In a case such as this there is no question but what the potential for misuse of a criminal conviction is powerful. However, I think Mr. Harrington's utilization of this conviction is different than that presented by the Fields case. The main thrust of Mr. Harrington's cross-examination was to put at issue the credibility of Mr. Bailey, to argue to the jury the incongruity of his denial that he was with the complaining witness at the time that in the government's view an assault with intent to rape took place. The questions leading up to the impeachment under 14-305 are consistent with the general theme, as I read it, of Mr. Harrington's cross-examination. There is indeed mentioned a couple of places near the end of questions like isn't that true that the entire night you talked to her about that necklace around your throat to eventually get her into a strange place to rape her. There are questions like that. It does not appear to me that the prosecution, viewing the closing argument [sic] in its entirety, timed the impeachment under 14-305 so as to heighten the possibility that the jury would misuse the impeachment.
It is not clear to me when in the context of a normal cross-examination in a case such as this, and I believe Mr. Harrington's was a normal cross-examination, it is not clear to me when prejudice could best be minimized by utilizing such a conviction. Mr. Bailey's credibility was not at issue until Mr. Harrington put it at issue before the jury in hisit was not graphically at issue till he put it at issue in the content of his closing argument [sic]. I think it would be more prejudicial to Mr. Bailey to commence cross-examination with impeachment because at that point the foundation for challenging the credibility of the defendant is not even at issue. It is critical in this case in my judgment that Mr. much of Mr. Harrington's closing argument or I mean cross-examination was conducted with raised tones [of] voice, that prior to his impeachment there was a pause which, though Miss Gauche disagrees with me, I think lessened rather than heightened the potential for prejudice. And then in an even tone with no drama Mr. Harrington asked the 14-305 impeachment question. I believe that this case is distinguishable from the situation presented in Fields, although the issue is not without difficulty and therefore I'm going to deny your motion for mistrial.

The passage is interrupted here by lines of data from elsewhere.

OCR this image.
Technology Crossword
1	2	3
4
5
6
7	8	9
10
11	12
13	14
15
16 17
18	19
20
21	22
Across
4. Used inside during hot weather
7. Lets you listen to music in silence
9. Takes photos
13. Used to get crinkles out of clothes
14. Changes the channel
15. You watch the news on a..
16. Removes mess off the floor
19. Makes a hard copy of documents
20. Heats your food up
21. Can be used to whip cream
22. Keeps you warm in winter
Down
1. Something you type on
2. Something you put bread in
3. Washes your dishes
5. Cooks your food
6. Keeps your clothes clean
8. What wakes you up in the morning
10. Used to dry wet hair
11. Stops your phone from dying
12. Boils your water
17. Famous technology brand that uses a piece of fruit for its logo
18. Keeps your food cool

United States v. Bailey, No. F-2782-80 (D.C. Super.Ct.).
This court reversed stating:
We are unpersuaded by the government's attempts to distinguish Fields and conclude that Fields mandates reversal in this case. It is impossible to determine what effect, if any, the prosecutor's short pause before asking the impeaching question had on the jury. Arguably, the pause served to heighten, rather than to minimize, the prejudicial effect that the impeaching question had on the jury. Because one can never know what impact, if any, the pause will have on the jury, there is no way for the trial court to assess the danger of prejudice to the defendant as the trial court attempted to do in this case. Since the risk of prejudice is so great when, after the defendant has denied the crime charged, the prosecutor impeaches him or her with a prior conviction for a similar offense, we hold that the impeachment technique which we specifically disallowed in Fields does not become permissible merely because the prosecutor pauses before impeaching the defendant with a prior conviction. [Emphasis added; footnotes omitted.]
Bailey v. United States, supra, 447 A.2d at 783.
We read the facts in this particular case differently in pertinent part and, in so doing, we come to a different conclusion than reached by this court in Bailey v. United States, supra, as we do not consider it binding here.
[1] Compare Bailey, supra, 447 A.2d at 782 (brief pause and change of voice tone insufficient).
[2] That appellant failed to object to the sequence of questions at trial should not affect our decision. The error could not have been cured by the trial court, and "it would make no sense for us to weigh against appellant his failure to object below, under circumstances in which timely objection could not correct the harm done." Fields, supra, 396 A.2d at 528.